Lyme disease, transmitted by tick bites, most commonly affects rural men over the age of 50.

The results of a large-scale study, published on Tuesday in the journal BMJ Global Health, indicate that at least 14% of the world’s population suffers from this tick-borne disease. The highest infection rate in central Europe, while men 50+ who live in rural areas are most susceptible to infection, reports AFP.

A lethal outcome in this disease is extremely rare, but after a bite by an infected tick, the infection manifests itself with unpleasant symptoms: nausea and vomiting, pain in the joints and muscles, skin rash, and headaches.

Analyzing the spread of Lyme disease, scientists used data from 89 studies. The disease-causing bacterium Borrelia burgdorferi was found in the blood of 14.5% of the 160,000 participants. Territorially, the level of the disease is characterized as follows: central Europe – 20%, eastern Asia – 15.9%, eastern Europe – 10.4%.

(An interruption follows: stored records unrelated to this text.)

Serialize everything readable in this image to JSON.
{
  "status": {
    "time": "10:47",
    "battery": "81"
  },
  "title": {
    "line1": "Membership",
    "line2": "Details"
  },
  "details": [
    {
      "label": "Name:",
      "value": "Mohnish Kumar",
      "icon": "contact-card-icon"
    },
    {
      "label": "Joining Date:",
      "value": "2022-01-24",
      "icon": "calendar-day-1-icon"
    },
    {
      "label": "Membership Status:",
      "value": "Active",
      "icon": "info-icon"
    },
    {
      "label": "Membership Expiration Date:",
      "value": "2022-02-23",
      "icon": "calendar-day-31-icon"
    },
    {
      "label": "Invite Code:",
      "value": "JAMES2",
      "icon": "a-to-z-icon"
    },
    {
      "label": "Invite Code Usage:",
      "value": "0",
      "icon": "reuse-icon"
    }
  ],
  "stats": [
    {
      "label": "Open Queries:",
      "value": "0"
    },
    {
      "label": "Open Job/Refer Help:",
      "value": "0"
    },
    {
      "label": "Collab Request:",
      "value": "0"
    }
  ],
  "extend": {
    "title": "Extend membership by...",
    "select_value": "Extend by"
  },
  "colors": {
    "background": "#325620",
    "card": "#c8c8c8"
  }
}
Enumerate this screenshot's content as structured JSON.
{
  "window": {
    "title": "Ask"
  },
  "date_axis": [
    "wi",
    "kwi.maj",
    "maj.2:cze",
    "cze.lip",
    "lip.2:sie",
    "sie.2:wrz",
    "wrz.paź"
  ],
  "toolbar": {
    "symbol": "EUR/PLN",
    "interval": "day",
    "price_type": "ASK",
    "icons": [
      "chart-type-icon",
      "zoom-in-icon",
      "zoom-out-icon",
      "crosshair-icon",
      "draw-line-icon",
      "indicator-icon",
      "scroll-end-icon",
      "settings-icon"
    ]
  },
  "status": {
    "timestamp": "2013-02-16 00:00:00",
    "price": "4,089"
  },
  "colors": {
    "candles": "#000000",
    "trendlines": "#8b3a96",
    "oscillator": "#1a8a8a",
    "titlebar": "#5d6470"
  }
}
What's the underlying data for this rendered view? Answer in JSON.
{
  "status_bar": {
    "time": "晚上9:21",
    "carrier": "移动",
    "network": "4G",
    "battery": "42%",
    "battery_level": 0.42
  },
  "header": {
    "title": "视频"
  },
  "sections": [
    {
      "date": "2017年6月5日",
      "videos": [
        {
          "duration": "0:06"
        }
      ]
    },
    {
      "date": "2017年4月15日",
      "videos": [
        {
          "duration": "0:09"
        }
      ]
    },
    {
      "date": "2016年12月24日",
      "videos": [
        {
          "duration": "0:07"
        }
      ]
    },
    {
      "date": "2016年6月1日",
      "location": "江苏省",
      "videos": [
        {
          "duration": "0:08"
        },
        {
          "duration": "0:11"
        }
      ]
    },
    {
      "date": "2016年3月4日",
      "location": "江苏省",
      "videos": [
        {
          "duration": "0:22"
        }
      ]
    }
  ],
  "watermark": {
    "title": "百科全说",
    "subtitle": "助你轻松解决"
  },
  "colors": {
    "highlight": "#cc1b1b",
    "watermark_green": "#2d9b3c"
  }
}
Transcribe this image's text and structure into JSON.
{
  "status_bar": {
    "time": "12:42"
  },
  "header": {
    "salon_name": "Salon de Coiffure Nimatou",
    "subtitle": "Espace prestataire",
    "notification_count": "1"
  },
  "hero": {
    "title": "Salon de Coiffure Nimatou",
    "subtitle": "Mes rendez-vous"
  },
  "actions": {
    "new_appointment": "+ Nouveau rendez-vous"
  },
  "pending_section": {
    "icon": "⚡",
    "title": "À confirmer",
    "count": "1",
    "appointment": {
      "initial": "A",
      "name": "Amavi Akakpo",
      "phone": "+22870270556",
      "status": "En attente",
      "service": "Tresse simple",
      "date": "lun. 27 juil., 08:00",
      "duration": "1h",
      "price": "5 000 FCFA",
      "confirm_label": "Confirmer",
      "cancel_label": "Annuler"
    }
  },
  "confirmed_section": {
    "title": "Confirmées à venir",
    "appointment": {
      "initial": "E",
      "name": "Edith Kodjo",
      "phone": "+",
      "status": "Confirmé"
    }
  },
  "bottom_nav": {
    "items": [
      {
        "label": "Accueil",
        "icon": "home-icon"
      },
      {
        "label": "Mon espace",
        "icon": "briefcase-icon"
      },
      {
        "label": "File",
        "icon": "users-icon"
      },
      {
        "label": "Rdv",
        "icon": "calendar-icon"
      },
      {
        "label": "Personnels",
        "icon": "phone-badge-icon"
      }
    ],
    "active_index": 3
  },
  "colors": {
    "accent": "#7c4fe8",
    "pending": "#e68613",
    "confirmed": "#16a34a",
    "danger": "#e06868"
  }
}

Over the past 12 years, a study has shown, the number of cases of Lyme disease has doubled. This was facilitated by climate change (dry long summer), “increasing contacts with domestic animals”, animal migration.

In the zone of increased risk of infection, farmers and those who communicate with domestic animals – dogs, sheep – workers.

Previously, our publication said that in Greece recorded cases of encephalitis in shepherds in Central Macedonia and Thessaly after being bitten by wood ticks. In humans, the severity of the disease ranges from mild to severe encephalitis with fatal or long-term neurological consequences.